Avere una maggioranza parlamentare non basta per governare. Il nodo della destra è quello della scelta dei ministri. La premier designata dovrà comporre un equilibrio che non riguarda soltanto le alchimie interne ai quattro partiti della maggioranza, la cui compattezza, peraltro, giorno dopo giorno, si riduce.

Giorgia Meloni dovrà affrontare la sfida della governabilità, che significa risolvere la questione della credibilità dei componenti del suo governo.

Opposizione

Fratelli d’Italia è stato l’unico partito ad opporsi all’esecutivo tecnico di Mario Draghi. Gli elettori l’hanno premiato per questo motivo: hanno creduto alla proposta sovranista della destra di rimettere la politica al governo del paese. Prima del voto pochi immaginavano che i vincitori avrebbero avuto bisogno di risolvere il toto-ministri individuando candidati dotati di credenziali professionali neutralizzate politicamente.

Dal giorno dopo il voto, l’impegno della leader di Fratelli d’Italia è stato costantemente diretto a rassicurare, per mostrarsi affidabile. Non solo verso l’altra parte del paese che non l’ha votata, ma anche verso le cancellerie europee più preoccupate della sua vittoria.

Cercare e ricevere il sostegno di Mario Draghi da parte di Meloni non si spiega solo col fair play di un passaggio di consegne a palazzo Chigi. Moderare i toni e i messaggi politici rispetto al passato recente (vedi il comizio in Spagna dai neofranchisti di Vox) non si giustifica soltanto perché così impone il galateo istituzionale della premiership. I precedenti della legislatura appena conclusa hanno lasciato un segno indelebile.

I veti del Quirinale

Il veto del presidente Sergio Mattarella alla nomina di Paolo Savona a ministro dell’Economia a causa del suo antieuropeismo, o la tutela offerta dal Quirinale nei confronti dei tre esecutivi che si sono susseguiti stanno a dimostrare un fatto: ogni governo della repubblica ha di fronte a sé vincoli interni ed esterni che non possono essere elusi e che il capo dello stato è pronto a presidiare.

Nel caso della destra tutto ciò significa una cosa sola: nominare esponenti tecnici nei ministeri chiave. E qui casca l’asino. Il vicolo cieco, in cui da settimane si sono cacciati i leader della nuova maggioranza, è questo: come conciliare la volontà di rimettere al centro la politica con l’esigenza di comporre un governo che comprenda non solo esponenti di partito ma anche un certo numero di ministri tecnici? Il dubbio amletico tra fedeltà al mandato elettorale e Realpolitik produce altre contraddizioni.

Anatra zoppa

Proporre al capo dello stato ministri tecnici nei dicasteri chiave – o accettare la probabile o auspicata moral suasion del Quirinale in tale direzione – finirà per rendere il futuro governo un’anatra zoppa.

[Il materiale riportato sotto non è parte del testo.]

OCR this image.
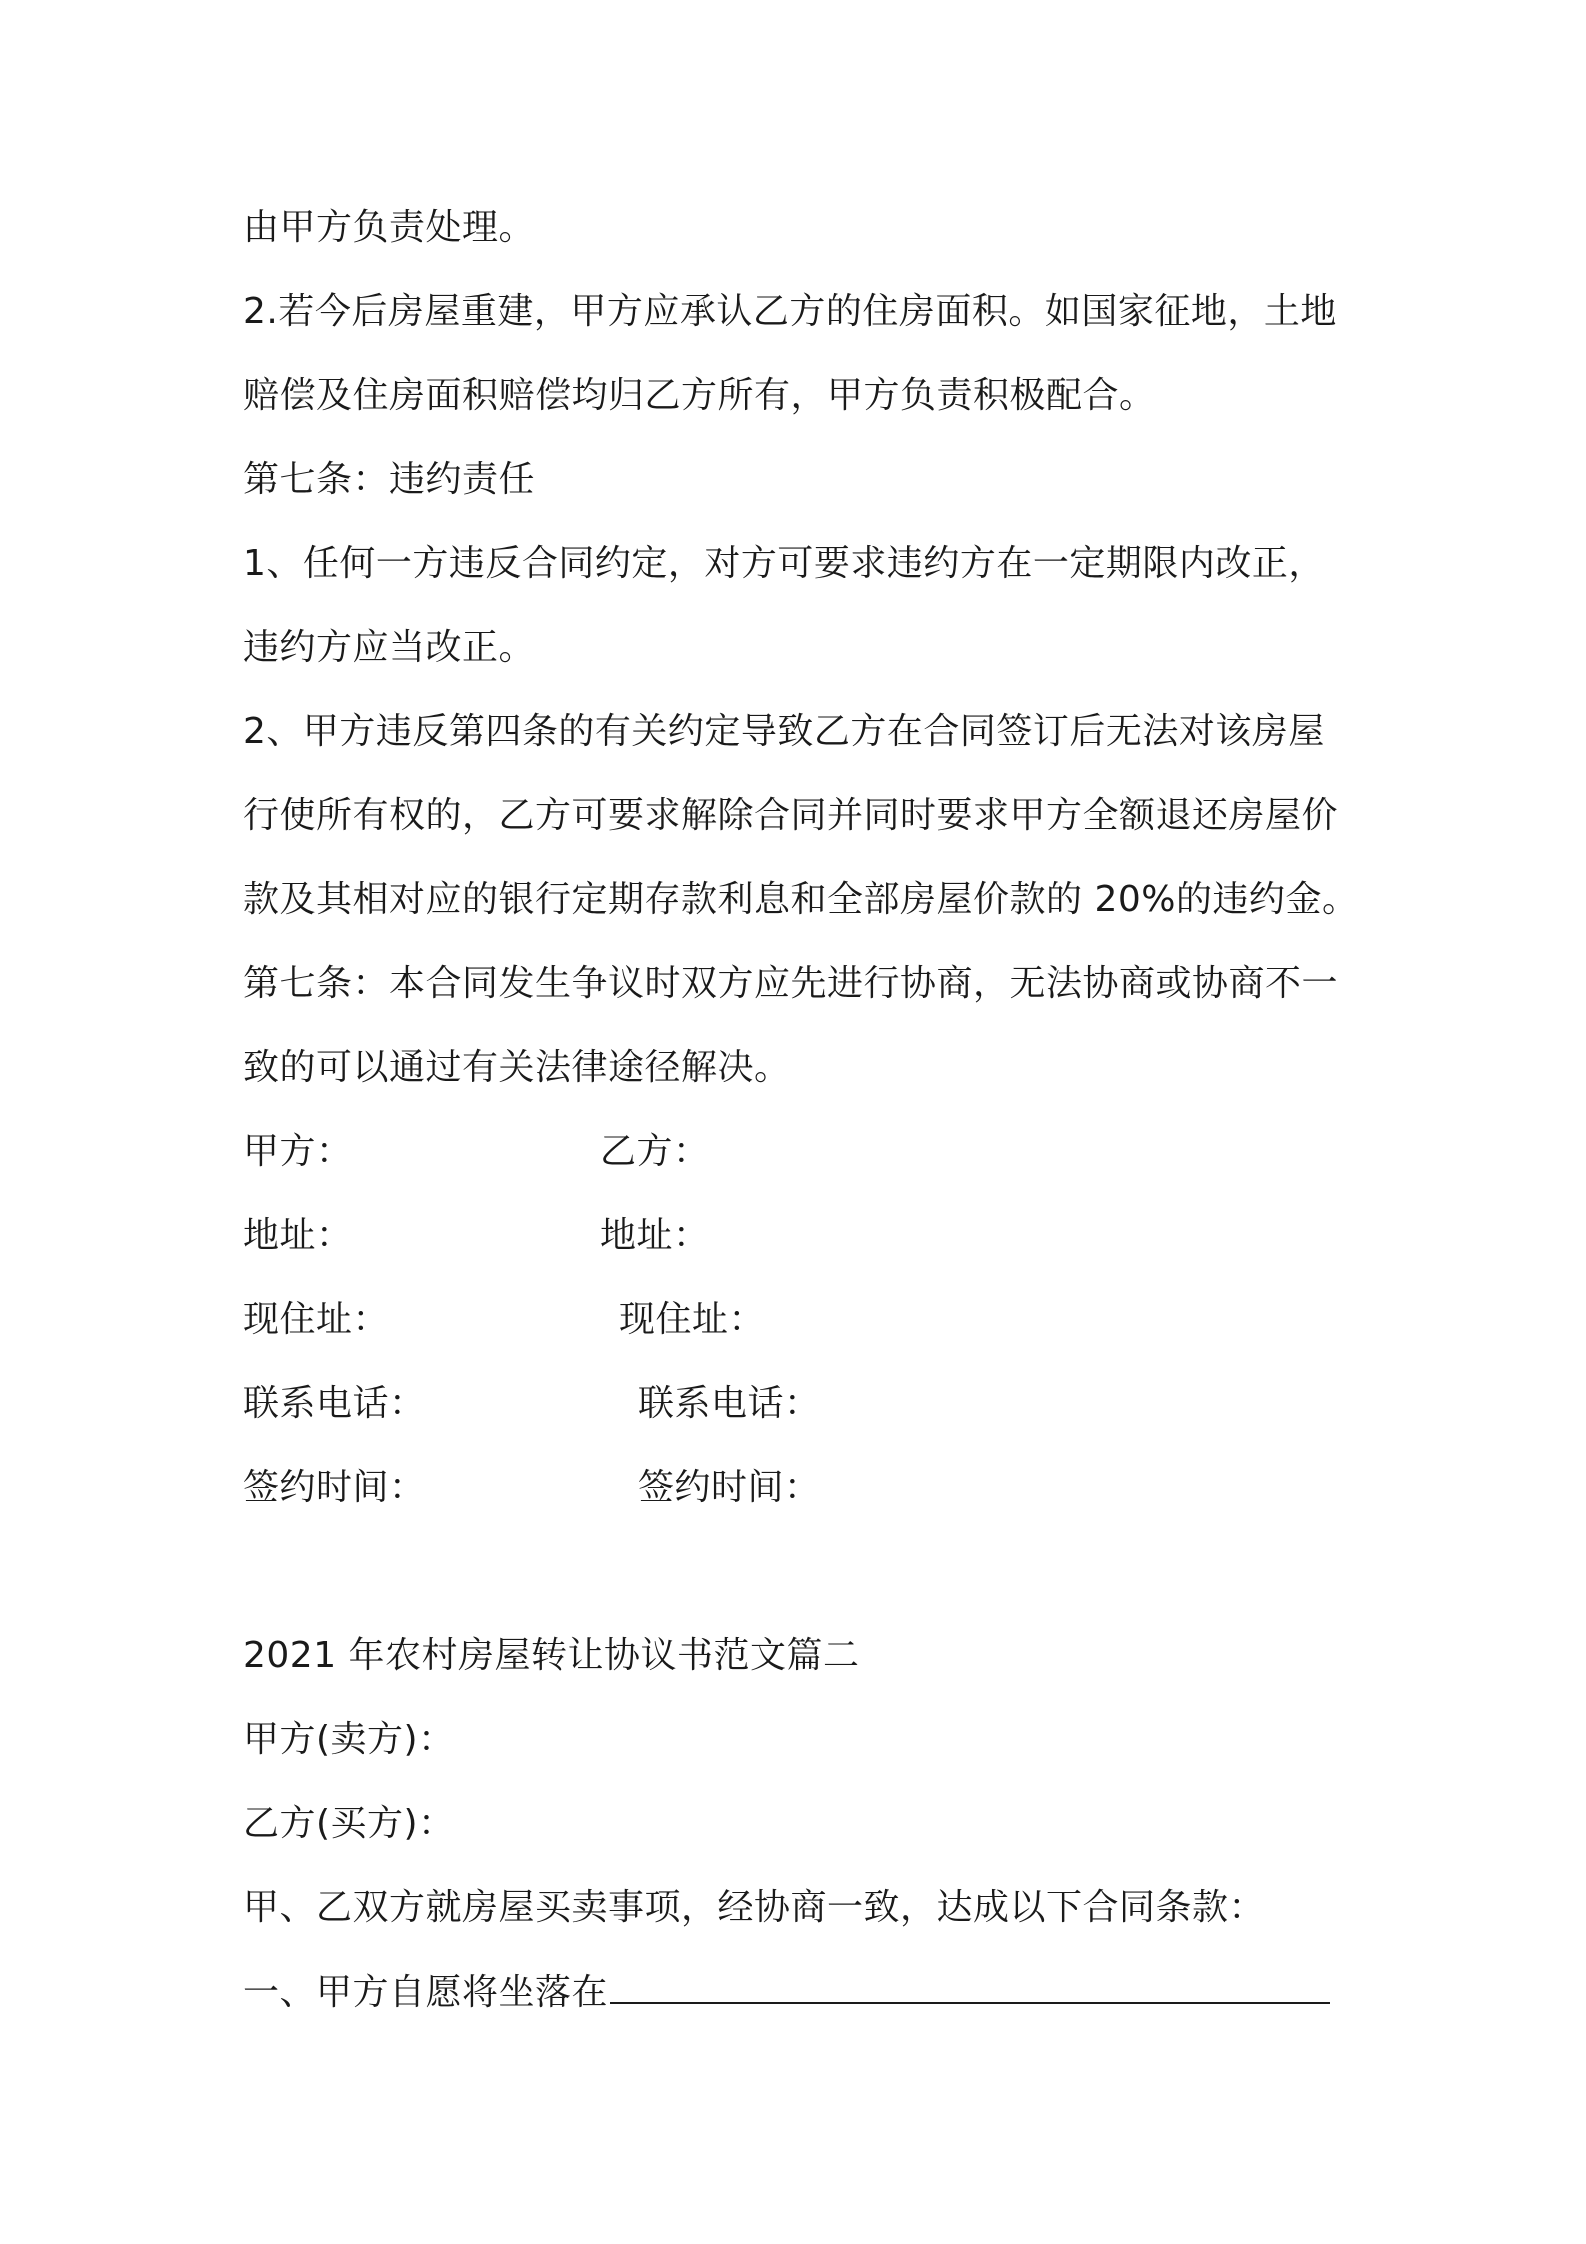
由甲方负责处理。
2.若今后房屋重建，甲方应承认乙方的住房面积。如国家征地，土地
赔偿及住房面积赔偿均归乙方所有，甲方负责积极配合。
第七条：违约责任
1、任何一方违反合同约定，对方可要求违约方在一定期限内改正，
违约方应当改正。
2、甲方违反第四条的有关约定导致乙方在合同签订后无法对该房屋
行使所有权的，乙方可要求解除合同并同时要求甲方全额退还房屋价
款及其相对应的银行定期存款利息和全部房屋价款的 20%的违约金。
第七条：本合同发生争议时双方应先进行协商，无法协商或协商不一
致的可以通过有关法律途径解决。
甲方：	乙方：
地址：	地址：
现住址：	现住址：
联系电话：	联系电话：
签约时间：	签约时间：
2021 年农村房屋转让协议书范文篇二
甲方(卖方)：
乙方(买方)：
甲、乙双方就房屋买卖事项，经协商一致，达成以下合同条款：
一、甲方自愿将坐落在
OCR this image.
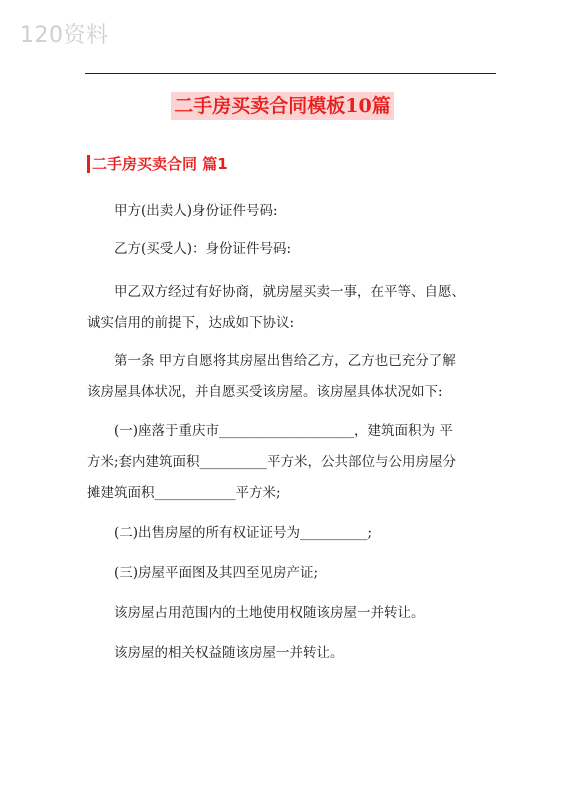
120资料
二手房买卖合同模板10篇
二手房买卖合同 篇1

甲方(出卖人)身份证件号码:

乙方(买受人)：身份证件号码:

甲乙双方经过有好协商，就房屋买卖一事，在平等、自愿、
诚实信用的前提下，达成如下协议:

第一条 甲方自愿将其房屋出售给乙方，乙方也已充分了解
该房屋具体状况，并自愿买受该房屋。该房屋具体状况如下:

(一)座落于重庆市____________________，建筑面积为 平
方米;套内建筑面积__________平方米，公共部位与公用房屋分
摊建筑面积____________平方米;

(二)出售房屋的所有权证证号为__________;

(三)房屋平面图及其四至见房产证;

该房屋占用范围内的土地使用权随该房屋一并转让。

该房屋的相关权益随该房屋一并转让。
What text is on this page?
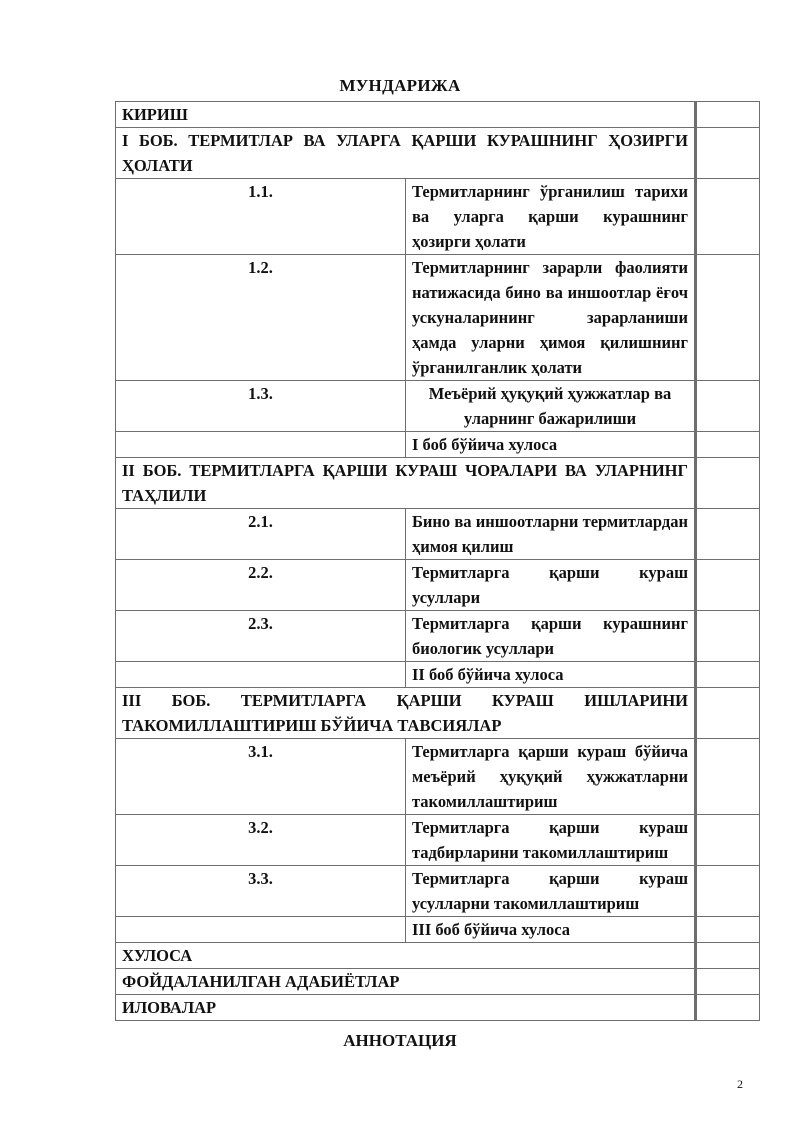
МУНДАРИЖА
КИРИШ		
I БОБ. ТЕРМИТЛАР ВА УЛАРГА ҚАРШИ КУРАШНИНГ ҲОЗИРГИ ҲОЛАТИ		
1.1.	Термитларнинг ўрганилиш тарихи ва уларга қарши курашнинг ҳозирги ҳолати	
1.2.	Термитларнинг зарарли фаолияти натижасида бино ва иншоотлар ёғоч ускуналарининг зарарланиши ҳамда уларни ҳимоя қилишнинг ўрганилганлик ҳолати	
1.3.	Меъёрий ҳуқуқий ҳужжатлар ва уларнинг бажарилиши	
	I боб бўйича хулоса	
II БОБ. ТЕРМИТЛАРГА ҚАРШИ КУРАШ ЧОРАЛАРИ ВА УЛАРНИНГ ТАҲЛИЛИ		
2.1.	Бино ва иншоотларни термитлардан ҳимоя қилиш	
2.2.	Термитларга қарши кураш усуллари	
2.3.	Термитларга қарши курашнинг биологик усуллари	
	II боб бўйича хулоса	
III БОБ. ТЕРМИТЛАРГА ҚАРШИ КУРАШ ИШЛАРИНИ ТАКОМИЛЛАШТИРИШ БЎЙИЧА ТАВСИЯЛАР		
3.1.	Термитларга қарши кураш бўйича меъёрий ҳуқуқий ҳужжатларни такомиллаштириш	
3.2.	Термитларга қарши кураш тадбирларини такомиллаштириш	
3.3.	Термитларга қарши кураш усулларни такомиллаштириш	
	III боб бўйича хулоса	
ХУЛОСА		
ФОЙДАЛАНИЛГАН АДАБИЁТЛАР		
ИЛОВАЛАР		
АННОТАЦИЯ
2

Come potrebbe Giorgia Meloni governare se, ad esempio, il dicastero degli Esteri, dell’Interno o dell’Economia fossero ricoperti da civil servant che, proprio perché tecnici, risponderebbero più alla propria etica professionale o alle aspettative dei partner europei che ai diktat della destra?

Un governo siffatto, un po’ politico e un po’ tecnico, si presenterebbe fin dall’inizio come un esecutivo “sotto tutela”. Sarebbe uno schiaffo agli elettori e un’ammissione preventiva di debolezza.

Torna l’alternativa di un governo tutto politico. La coperta però è corta. La scelta di ministri di partito riaprirebbe le fratture interne alla maggioranza che, invece, la soluzione dei tecnici avrebbe il merito di ricucire.

“Parigi val bene una messa”, disse un re disposto a rinunciare al proprio credo pur di governare la Francia. Vedremo quali transazioni Giorgia Meloni accetterà pur di far durare il primo governo della destra dalla marcia su Roma.